Reading children's services is improving services for young people preparing to leave care and care leavers, Ofsted has found.
In the seventh monitoring visit since the local authority was judged inadequate in June 2016, inspectors found that young people aged 16 and 17 are carefully prepared during this transition period through closely planned joint work between social workers and leaving care advisers. This produces suitable, clear arrangements for young people after they turn 18.
"A strong intent to build trusting, constructive and continuous professional relationships with young people who have left care permeates the work of social workers and LCAs. Social workers and LCAs are guided by helpful and supportive advice and direction from front line managers," said the report.
During the visit, inspectors reviewed the progress made in the area of young people leaving care, focusing on the quality and impact of the support provided by social workers and leaving care advisers (LCAs).
Based on the evidence gathered during this visit, young people leaving care receive better services than they did at the last inspection two years ago, said Ofsted. Senior and frontline managers, alongside social workers and LCAs, demonstrated that some effective measures have resulted in improved services for young people leaving care.
However, some recommendations from the 2016 inspection have taken too long to address, such as the distribution of detailed written information on young people’s entitlements and the overall offer provided by the service.

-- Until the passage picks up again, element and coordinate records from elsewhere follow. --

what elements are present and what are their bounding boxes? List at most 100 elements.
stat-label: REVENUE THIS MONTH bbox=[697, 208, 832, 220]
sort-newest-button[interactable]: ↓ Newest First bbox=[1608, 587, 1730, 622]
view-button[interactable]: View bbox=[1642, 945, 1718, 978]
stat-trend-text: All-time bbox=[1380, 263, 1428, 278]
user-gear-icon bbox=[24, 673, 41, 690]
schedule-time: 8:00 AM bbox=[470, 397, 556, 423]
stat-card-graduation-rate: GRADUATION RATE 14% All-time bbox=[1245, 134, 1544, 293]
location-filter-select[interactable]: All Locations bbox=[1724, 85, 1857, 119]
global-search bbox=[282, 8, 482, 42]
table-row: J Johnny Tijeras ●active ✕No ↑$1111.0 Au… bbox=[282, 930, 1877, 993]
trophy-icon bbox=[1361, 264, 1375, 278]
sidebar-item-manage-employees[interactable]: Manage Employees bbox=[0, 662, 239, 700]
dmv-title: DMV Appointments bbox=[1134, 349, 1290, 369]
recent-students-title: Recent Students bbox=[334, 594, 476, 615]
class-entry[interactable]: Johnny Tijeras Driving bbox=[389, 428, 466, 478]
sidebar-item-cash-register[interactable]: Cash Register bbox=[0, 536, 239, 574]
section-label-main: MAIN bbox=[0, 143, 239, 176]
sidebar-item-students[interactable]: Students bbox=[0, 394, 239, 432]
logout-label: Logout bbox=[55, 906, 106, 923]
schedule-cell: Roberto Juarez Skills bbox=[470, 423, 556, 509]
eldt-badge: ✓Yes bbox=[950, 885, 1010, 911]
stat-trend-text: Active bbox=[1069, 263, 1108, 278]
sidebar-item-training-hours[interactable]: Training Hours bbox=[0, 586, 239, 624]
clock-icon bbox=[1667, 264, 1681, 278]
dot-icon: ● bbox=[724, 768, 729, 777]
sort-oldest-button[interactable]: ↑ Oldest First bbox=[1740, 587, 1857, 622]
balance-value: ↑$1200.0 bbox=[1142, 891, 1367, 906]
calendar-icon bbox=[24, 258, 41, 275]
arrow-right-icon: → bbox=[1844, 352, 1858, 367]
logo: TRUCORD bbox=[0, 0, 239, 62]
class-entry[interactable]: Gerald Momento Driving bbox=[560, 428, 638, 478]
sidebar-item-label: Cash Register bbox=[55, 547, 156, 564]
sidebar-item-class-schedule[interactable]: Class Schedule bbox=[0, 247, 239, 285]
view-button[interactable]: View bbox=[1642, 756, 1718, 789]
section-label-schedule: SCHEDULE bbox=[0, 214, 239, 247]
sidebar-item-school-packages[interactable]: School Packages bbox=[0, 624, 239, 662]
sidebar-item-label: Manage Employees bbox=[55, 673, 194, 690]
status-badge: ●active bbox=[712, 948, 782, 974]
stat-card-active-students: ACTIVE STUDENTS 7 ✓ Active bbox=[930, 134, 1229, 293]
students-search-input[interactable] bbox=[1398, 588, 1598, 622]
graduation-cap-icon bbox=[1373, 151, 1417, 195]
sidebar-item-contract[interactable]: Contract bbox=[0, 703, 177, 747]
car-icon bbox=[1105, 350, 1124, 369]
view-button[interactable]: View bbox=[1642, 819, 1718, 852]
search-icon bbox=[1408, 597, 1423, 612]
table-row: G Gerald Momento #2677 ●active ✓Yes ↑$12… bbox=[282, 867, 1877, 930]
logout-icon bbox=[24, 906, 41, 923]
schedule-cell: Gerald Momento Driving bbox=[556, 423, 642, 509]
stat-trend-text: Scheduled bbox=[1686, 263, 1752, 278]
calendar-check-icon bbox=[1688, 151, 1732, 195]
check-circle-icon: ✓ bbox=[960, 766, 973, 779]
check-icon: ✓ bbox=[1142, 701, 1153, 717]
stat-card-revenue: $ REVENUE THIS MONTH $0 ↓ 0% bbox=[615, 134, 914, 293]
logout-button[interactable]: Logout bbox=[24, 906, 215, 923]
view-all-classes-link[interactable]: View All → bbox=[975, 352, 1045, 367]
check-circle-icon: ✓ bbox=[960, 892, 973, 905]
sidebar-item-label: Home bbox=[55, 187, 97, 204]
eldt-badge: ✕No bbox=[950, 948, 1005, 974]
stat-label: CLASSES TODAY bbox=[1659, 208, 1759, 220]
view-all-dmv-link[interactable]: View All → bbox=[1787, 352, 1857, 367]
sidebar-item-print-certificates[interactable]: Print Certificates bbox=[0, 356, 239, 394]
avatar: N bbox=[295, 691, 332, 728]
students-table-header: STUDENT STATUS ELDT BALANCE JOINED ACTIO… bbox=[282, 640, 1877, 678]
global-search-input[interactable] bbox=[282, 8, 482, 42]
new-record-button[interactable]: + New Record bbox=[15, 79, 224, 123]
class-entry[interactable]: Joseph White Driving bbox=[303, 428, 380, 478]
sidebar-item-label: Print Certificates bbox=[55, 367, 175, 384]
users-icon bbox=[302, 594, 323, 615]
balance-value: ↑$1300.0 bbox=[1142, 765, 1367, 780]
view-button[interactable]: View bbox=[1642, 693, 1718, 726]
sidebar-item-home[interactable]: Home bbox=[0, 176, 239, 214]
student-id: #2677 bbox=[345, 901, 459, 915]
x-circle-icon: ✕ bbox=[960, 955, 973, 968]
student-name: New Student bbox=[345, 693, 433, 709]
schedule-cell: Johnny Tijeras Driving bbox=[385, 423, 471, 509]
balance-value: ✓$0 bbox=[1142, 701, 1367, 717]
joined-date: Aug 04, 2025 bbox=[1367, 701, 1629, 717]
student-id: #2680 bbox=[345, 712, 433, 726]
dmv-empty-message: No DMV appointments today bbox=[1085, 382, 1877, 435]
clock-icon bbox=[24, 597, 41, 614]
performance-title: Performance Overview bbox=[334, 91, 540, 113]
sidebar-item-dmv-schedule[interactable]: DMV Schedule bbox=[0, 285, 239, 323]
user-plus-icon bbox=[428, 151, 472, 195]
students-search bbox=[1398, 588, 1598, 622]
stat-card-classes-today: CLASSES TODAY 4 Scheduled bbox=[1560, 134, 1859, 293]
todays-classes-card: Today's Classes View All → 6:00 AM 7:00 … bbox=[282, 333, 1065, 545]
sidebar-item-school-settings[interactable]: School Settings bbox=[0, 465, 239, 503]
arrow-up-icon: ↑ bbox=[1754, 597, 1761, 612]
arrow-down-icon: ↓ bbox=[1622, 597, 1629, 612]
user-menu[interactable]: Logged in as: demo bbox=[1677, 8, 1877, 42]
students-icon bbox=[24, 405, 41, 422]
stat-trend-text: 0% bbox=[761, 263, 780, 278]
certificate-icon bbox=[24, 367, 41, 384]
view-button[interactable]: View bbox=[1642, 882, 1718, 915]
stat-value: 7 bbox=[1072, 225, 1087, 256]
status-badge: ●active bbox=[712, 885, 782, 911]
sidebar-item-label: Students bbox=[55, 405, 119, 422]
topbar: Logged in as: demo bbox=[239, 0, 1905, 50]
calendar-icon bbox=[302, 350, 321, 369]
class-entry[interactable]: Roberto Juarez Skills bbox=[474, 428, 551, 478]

High LCA workloads, highlighted during an earlier monitoring visit, have not reduced. However, senior managers have recruited an additional three LCAs, who are scheduled to start their employment in the near future. This investment in additional posts is intended to reduce workloads to more manageable levels for a team of motivated and experienced LPAs. Workloads for four social workers, specialising in transition work with young people between 16 and 18 years of age, are reasonable.
The report highlighted that:
- Direct work with young people leaving care is a strength.
- Managers and LPAs know which young people are more vulnerable to greater risk, instability and chaos in their lives. Intense and frequent efforts are made to try and engage and divert young people who are involved in substance misuse or offending, or who are exposed to exploitation.
- Constructive partnership and multi-agency work is widely prevalent with youth offending services, the police, the virtual school, accommodation support workers, substance misuse workers and other organisations.
- Senior managers have worked methodically to improve the range and suitability and availability of accommodation for young people.
- Progress has been achieved in engaging more young people leaving care in meaningful education, employment and training opportunities.
- Young people who arrive as unaccompanied asylum seekers are carefully supported.
- Pathway planning for most young people is careful and thorough.
However, opportunities for young people to participate in and influence the provision and development of the services they receive are too limited. One young person spoken to by inspectors had been involved in recent interviews for senior management positions in the new children’s company, which he welcomed. Regular events and opportunities for care leavers to meet with senior managers are insufficient.
The quality of recorded management oversight is mixed, but all LCAs and social workers told inspectors that they feel well supported and guided in their direct work by managers who are easily available, knowledgeable and experienced. This is borne out in many thorough and evaluative case supervision records and written decisions seen during the visit: these provide clear and balanced actions for future direct work.
"A new permanent DCS took up his post shortly before this visit. He will go on to lead the newly formed independent children’s company, scheduled to become fully operational in the late autumn of 2018. The positive trend in the recruitment of more permanent team managers and social workers has been maintained since the last monitoring visit. His priority is to complete recruitment to a small number of senior management posts that remain vacant," the report concluded.